Description
Beyond Meat is a Los Angeles-based producer of plant-based meat substitutes founded in 2009 by Ethan Brown. The company's initial products were launched in the United States in 2012. The company has products designed to emulate chicken, beef, and pork sausage.
Products
Chicken Strips
The company's first product launched in 2012 was designed to emulate chicken and sold frozen. The product was licensed from Harold Huff and Fu-Hung Hsieh at the University of Missouri. They were made from "soy powder, gluten-free flour, carrot fiber and other ingredients" which were mixed and fed into a food extrusion machine that cooks the mixture while forcing it through a specially designed mechanism that uses steam, pressure, and cold water to form the product's chicken-like texture. The product was praised by some celebrities, but journalists who tasted it said the "likeness to real chicken was tolerable, at best" and it was discontinued in 2019.
Beyond Burger
The company announced in 2014 that it had begun development of a new product to emulate beef burgers, which was released in February 2015.
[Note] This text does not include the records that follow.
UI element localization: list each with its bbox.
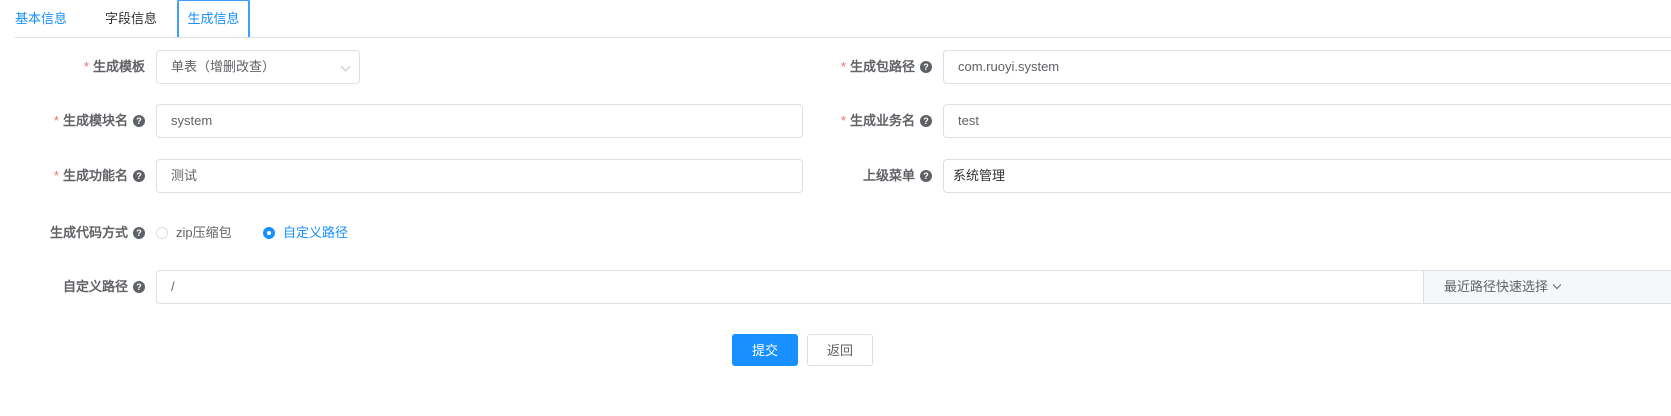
- tpl-category-label: * 生成模板: [83, 59, 145, 74]
- package-name-label: * 生成包路径?: [841, 50, 932, 84]
- tab-field-info[interactable]: 字段信息: [105, 0, 157, 37]
- question-icon[interactable]: ?: [133, 280, 145, 293]
- question-icon[interactable]: ?: [920, 60, 932, 73]
- question-icon[interactable]: ?: [920, 169, 932, 182]
- question-icon[interactable]: ?: [133, 114, 145, 127]
- back-button[interactable]: 返回: [807, 334, 873, 366]
- recent-path-dropdown[interactable]: 最近路径快速选择: [1423, 270, 1671, 304]
- tab-bar: 基本信息 字段信息 生成信息: [15, 0, 1671, 38]
- radio-circle: [156, 226, 168, 239]
- question-icon[interactable]: ?: [133, 226, 145, 239]
- module-name-input[interactable]: system: [156, 104, 803, 138]
- parent-menu-treeselect[interactable]: 系统管理 ×: [943, 159, 1671, 193]
- required-mark: *: [840, 113, 846, 128]
- business-name-input[interactable]: test: [943, 104, 1671, 138]
- radio-custom-path[interactable]: 自定义路径: [263, 224, 348, 242]
- required-mark: *: [53, 113, 59, 128]
- business-name-label: * 生成业务名?: [841, 104, 932, 138]
- radio-zip[interactable]: zip压缩包: [156, 224, 232, 242]
- gen-path-input[interactable]: /: [156, 270, 1424, 304]
- required-mark: *: [53, 168, 59, 183]
- tpl-category-select[interactable]: 单表（增删改查）: [156, 50, 360, 84]
- module-name-label: * 生成模块名?: [54, 104, 145, 138]
- function-name-input[interactable]: 测试: [156, 159, 803, 193]
- parent-menu-label: 上级菜单?: [863, 159, 932, 193]
- gen-type-label: 生成代码方式?: [50, 216, 145, 250]
- required-mark: *: [840, 59, 846, 74]
- required-mark: *: [83, 59, 89, 74]
- chevron-down-icon: [1552, 280, 1562, 290]
- question-icon[interactable]: ?: [133, 169, 145, 182]
- submit-button[interactable]: 提交: [732, 334, 798, 366]
- function-name-label: * 生成功能名?: [54, 159, 145, 193]
- gen-path-label: 自定义路径?: [63, 270, 145, 304]
- tab-basic-info[interactable]: 基本信息: [15, 0, 67, 37]
- radio-circle-checked: [263, 226, 275, 239]
- package-name-input[interactable]: com.ruoyi.system: [943, 50, 1671, 84]
- chevron-down-icon: [340, 61, 351, 72]
- question-icon[interactable]: ?: [920, 114, 932, 127]
- tab-generate-info[interactable]: 生成信息: [177, 0, 250, 37]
The burgers are made from pea protein isolates, rice protein, mung bean protein, canola oil, coconut oil, potato starch, apple extract, sunflower lecithin, and pomegranate powder. Beef products that "bleed" are achieved by using red beet juice. The products are certified as not containing genetically modified ingredients. The number of ingredients and processes involved in producing the products means that they are classified as ultra-processed foods in the NOVA food classification scheme. As of 2019 their products cost more than twice that of meat. One burger patty contains 1,100 kilojoules (270 kilocalories) of food energy, twenty grams of protein, twenty grams of fat (of which five grams is saturated fat) and one gram of salt. The protein and fat content are similar to a beef patty of a similar weight, but the salt content is "much higher". Nutrition of the burger varies according to the restaurant chain in which it is served.
Beyond Sausage
Beyond Sausage, raw (above) and cooked (below)
In December 2017, the company announced a vegan alternative to pork sausage called "Beyond Sausage". The three varieties of "sausage" were called Bratwurst, Hot Italian, and Sweet Italian.
Sustainability
In September 2018, Beyond Meat received a Champions of the Earth award from the United Nations. This sought to recognize the company’s sustainability efforts beyond the product such as swapping plastic packaging trays to compostable tray for use in their Beyond Sausage.